The German economy grew 0.5 percent in the first quarter on strong exports, well above market forecasts, helping the euro and other risky assets rebound.
Still, investors hesitated to add bets on emerging Asian currencies on growing fears that Greece may exit the euro zone amid political uncertainty.
Earlier in the day, most emerging Asian currencies fell with the Indian rupee sliding to near a record low prior to the central bank buying, and the South Korean won was at its weakest in about four months.
Regional units are expected to stay weak as investors are likely to shun risk positions on intensifying fears over Greece, analysts and dealers said.
"Nothing has been changed. The rebound is a just shallow one, although we may see bigger short-covering," said a senior Malaysian bank dealer in Kuala Lumpur. "All the problems remain unsolved unless we get an announcement from Greece."
Emerging Asian currencies have been under pressure as investors feared that political uncertainty in the euro zone may derail austerity measures and devastate the continent's effort to tackle its debt crisis.
Greek party leaders are expected to convene later on Tuesday but there is little hope that President Karolos Papoulias's proposal to form a technocrat government will end a political the stalemate, and the most likely outcome would be a new election.
Suresh Kumar Ramanathan, regional rates and foreign exchange strategist at CIMB Investment Bank in Kuala Lumpur, said emerging Asian currencies have so far priced in only a "very minimal" amount of risk relating to Greece.
"The directional trade is short EUR/USD, long USD/AXJ and rather mixed in EUR/AXJ," Ramanathan said.
The global economic outlook also stayed dim.
China's foreign direct investment inflows fell in the first four months of the year, data showed, another signs showing that the world's second-largest economy is slowing.
RUPEE
Dollar/rupee slid as the Reserve Bank of India (RBI) was estimated to have sold up to $500 million in spot for intervention, although some of that was possibly also in forward markets, dealers said.
The central bank could step into the market again as it looks to defend the pair at 54.00, dealers said.
WON
Dollar/won rose to as high as 1,156.8, the highest since Jan. 12 on stock outflows and bids from offshore funds.
But the pair could not rise further, with resistance at 1,157.0, the 61.8 percent Fibonacci retracement of its December-March slide, and on caution over dollar-selling intervention by the foreign exchange authorities.
Earlier, South Korea's Finance Minister Bahk Jae-wan said the won's recent movements were excessive relative to the country's fundamentals.

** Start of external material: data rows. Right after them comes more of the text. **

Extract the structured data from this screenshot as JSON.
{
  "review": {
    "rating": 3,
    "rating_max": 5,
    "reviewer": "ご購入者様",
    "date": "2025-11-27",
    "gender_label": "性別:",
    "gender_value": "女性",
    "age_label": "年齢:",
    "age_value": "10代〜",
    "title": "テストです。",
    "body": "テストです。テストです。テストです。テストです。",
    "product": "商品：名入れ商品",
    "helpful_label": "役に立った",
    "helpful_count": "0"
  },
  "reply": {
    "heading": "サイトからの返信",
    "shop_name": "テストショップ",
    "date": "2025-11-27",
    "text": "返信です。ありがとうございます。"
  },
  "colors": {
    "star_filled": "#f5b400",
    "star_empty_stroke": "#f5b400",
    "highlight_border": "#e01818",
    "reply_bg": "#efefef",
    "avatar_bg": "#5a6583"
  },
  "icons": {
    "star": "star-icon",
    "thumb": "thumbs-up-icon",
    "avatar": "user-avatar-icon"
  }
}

Foreign investors were net sellers in Seoul's main exchange for a 10th consecutive session, and have shed a net 2.2 trillion won ($1.91 billion) during that period.
SINGAPORE Dollar
US dollar/Singapore dollar turned lower as real money investors and European investors sold it as the pair failed to stay above a technical resistance at 1.2587, the top of an Ichimoku cloud. The pair had been below the top since mid-January.
Investors stayed cautious over possible US dollar-selling intervention by central banks to check inflationary pressure.
PHILIPPINE PESO
Dollar/peso hit a near five-week high of 42.83, but the pair turned lower on remittance inflows, while local banks took profits around a Fibonacci resistance, dealers said.
Some local names sold the pair above 42.800, near the 61.8 percent retracement at 42.803 of its March-April slide, dealers said.
RUPIAH
Foreign banks continued to buy dollar/rupiah, while the Indonesian central bank was spotted limiting its gains, dealers said.